Se oggi ci sono ancora gli anticorpi per ribattere con argomentazioni forti a queste manipolazioni, il grosso rischio è che, andando avanti di questo passo, le future generazioni studieranno una storia come quella orwelliana, prodotta dal Ministero della verità
Uno spettro si aggira sull’Italia ed è quello dell’oblio, della scomparsa della memoria storica. La storia, si sa, è sempre stata vittima dello sguardo con cui la si legge, dell’epoca in cui la si rievoca.
«Tutta la storia è storia contemporanea», diceva Benedetto Croce e George Orwell ha magistralmente descritto come la si possa manipolare e riscrivere secondo le volontà di chi governa. Quella descritta in 1984 era però una società distopica (all’epoca), dittatoriale e si sa che ogni dittatura agisce pesantemente sulla memoria storica.
In una democrazia contemporanea ci si aspetta certamente un dibattito, ma un certo grado di obiettività, invece, molti, troppi esponenti di questo governo sembrano voler forzare, e pesantemente, la mano agli eventi del passato che riguardano la loro ideologia.
Ne aveva già dato un illuminante esempio la seconda carica dello Stato Ignazio La Russa, definendo «una banda di pensionati» le SS uccise in via Rasella, ma domenica 12 ottobre si è riusciti a fare anche di peggio.
La ministra per la famiglia Eugenia Roccella ha puntato il dito sui viaggi di studio organizzati dalle scuole ad Auschwitz con queste parole: «Tutte le gite scolastiche ad Auschwitz, cosa sono state? Sono state gite? A che cosa sono servite? Secondo me, sono state incoraggiate e valorizzate perché servivano a dirci che l'antisemitismo era qualcosa che riguardava un tempo ormai collocato nella storia, e collocato in una precisa area: il fascismo».
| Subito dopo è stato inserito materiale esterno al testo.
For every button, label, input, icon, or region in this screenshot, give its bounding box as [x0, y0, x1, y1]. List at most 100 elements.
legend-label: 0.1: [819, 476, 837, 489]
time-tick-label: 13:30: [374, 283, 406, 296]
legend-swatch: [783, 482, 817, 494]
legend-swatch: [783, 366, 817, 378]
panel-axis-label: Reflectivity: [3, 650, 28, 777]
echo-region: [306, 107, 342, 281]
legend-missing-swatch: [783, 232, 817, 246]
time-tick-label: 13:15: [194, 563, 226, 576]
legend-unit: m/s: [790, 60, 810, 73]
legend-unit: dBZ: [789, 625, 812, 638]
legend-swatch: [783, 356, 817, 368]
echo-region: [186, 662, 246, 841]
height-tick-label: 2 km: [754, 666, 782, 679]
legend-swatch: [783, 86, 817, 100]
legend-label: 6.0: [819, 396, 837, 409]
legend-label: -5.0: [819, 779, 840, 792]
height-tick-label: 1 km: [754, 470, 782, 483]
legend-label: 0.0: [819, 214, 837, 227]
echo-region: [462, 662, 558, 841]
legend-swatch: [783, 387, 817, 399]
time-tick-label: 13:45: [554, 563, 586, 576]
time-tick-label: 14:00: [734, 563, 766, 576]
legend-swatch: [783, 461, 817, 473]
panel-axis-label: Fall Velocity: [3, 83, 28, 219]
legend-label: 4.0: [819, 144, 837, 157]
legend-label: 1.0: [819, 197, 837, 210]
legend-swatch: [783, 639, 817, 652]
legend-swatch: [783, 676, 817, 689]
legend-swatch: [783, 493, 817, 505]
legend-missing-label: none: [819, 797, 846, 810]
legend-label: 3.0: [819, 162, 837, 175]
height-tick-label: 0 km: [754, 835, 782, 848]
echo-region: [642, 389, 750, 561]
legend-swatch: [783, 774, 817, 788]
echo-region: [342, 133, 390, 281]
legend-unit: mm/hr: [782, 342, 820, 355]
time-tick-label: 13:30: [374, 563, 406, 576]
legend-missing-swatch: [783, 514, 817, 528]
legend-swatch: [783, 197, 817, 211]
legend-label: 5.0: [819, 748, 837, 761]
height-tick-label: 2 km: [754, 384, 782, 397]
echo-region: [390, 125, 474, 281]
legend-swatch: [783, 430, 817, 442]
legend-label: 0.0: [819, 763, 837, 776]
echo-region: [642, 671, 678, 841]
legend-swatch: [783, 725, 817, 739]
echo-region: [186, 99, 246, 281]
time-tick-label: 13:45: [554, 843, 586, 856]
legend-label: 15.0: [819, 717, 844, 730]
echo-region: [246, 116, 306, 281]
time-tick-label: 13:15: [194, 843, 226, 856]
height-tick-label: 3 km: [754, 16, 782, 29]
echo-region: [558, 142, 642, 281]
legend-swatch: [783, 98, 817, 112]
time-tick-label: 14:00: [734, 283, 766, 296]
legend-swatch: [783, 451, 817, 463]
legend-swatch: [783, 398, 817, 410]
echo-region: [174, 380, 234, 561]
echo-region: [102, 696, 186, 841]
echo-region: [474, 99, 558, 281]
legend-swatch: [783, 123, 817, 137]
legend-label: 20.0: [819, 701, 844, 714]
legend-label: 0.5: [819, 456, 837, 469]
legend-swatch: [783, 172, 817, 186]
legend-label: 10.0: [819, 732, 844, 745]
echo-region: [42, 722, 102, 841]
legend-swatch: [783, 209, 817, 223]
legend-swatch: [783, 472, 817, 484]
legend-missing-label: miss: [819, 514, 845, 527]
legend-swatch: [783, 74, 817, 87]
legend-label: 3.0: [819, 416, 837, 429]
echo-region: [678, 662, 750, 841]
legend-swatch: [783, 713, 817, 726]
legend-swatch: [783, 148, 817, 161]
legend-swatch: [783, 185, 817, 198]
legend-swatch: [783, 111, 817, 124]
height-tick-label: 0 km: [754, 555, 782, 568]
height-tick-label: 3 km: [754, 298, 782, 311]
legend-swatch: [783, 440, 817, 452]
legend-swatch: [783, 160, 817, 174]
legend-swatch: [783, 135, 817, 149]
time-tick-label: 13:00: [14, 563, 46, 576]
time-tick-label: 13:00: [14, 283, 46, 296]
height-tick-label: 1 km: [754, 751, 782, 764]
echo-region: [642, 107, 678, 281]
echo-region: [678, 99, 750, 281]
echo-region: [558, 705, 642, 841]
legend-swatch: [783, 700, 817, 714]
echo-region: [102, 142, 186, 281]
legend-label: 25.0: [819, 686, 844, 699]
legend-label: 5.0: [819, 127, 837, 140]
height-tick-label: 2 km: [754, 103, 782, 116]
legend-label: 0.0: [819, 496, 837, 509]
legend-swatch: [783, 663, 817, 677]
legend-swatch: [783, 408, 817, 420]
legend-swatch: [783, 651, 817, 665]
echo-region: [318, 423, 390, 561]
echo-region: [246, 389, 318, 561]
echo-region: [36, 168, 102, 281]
Già definire “gite” questi momenti di profonda riflessione su una tragedia come la Shoah, è un insulto a tutte quelle insegnanti e a quegli insegnanti che si prodigano nell’arricchire i programmi di studio con esperienze che per i loro studenti sono non solo formative, ma anche emozionalmente toccanti, ma il resto è anche peggio.
Usare l’antisemitismo per quasi assolvere il fascismo rasenta la follia, oltre che innescare dubbi sulle responsabilità dell’epoca mussoliniana.
La deportazione nei lager di migliaia di ebrei, ma non dimentichiamo anche di comunisti o sospetti tali e di zingari italiani, è stata possibile grazia all’attiva collaborazione del governo di allora.
Tale nefandezza storica viene invece ritorta, per attaccare chi oggi critica Israele, il ché sia ben chiaro non ha nulla a che vedere con gli episodi di antisemitismo, che certamente sono avvenuti e che vanno condannati. Per coprire la vergognosa connivenza del governo Meloni con il massacro dei palestinesi di Gaza.
Questa e altre forme di manipolazione della storia non sono solo boutade, che si esauriscono nella polemica di qualche giorno. Queste affermazioni, sommate alle nuove linee guida per l’insegnamento della storia, al tentativo di bloccare alcuni testi scolastici che contengono passaggi non graditi al governo, all’occupazione di molti talk show televisivi, contribuiscono a diffondere una visione quanto mai revisionista del nostro passato.
Se oggi ci sono ancora gli anticorpi per ribattere con argomentazioni forti a queste manipolazioni, il grosso rischio è che, andando avanti di questo passo, le future generazioni studieranno una storia come quella orwelliana, prodotta dal Ministero della verità, in cui si risusciterà il (mai del tutto sopito a dire il vero) mito degli italiani “brava gente”, si rievocherà la “missione civilizzatrice in Africa”, che la tragedia delle foibe nacque dal nulla, che il fascismo in fondo non è stato così negativo, che le Brigate rosse erano una costola del Pci e così via.
La storia piegata alla deriva identitaria che caratterizza questo governo, come quando Giorgia Meloni ha detto che alle Fosse Ardeatine: «335 italiani innocenti massacrati solo perché italiani», omettendo che quelle vittime non erano italiani qualsiasi, ma detenuti politici (civili e militari), ebrei o semplici sospetti di opposizione politica, scelti dalle autorità tedesche, capeggiate da Kappler, d’intesa col questore fascista di Roma Pietro Caruso.
Questo è il grande rischio che corriamo, che corrono in particolare le generazioni future, perché come disse il filosofo ispano-americano George Santayana: «Chi non conosce il proprio passato è condannato a ripeterlo».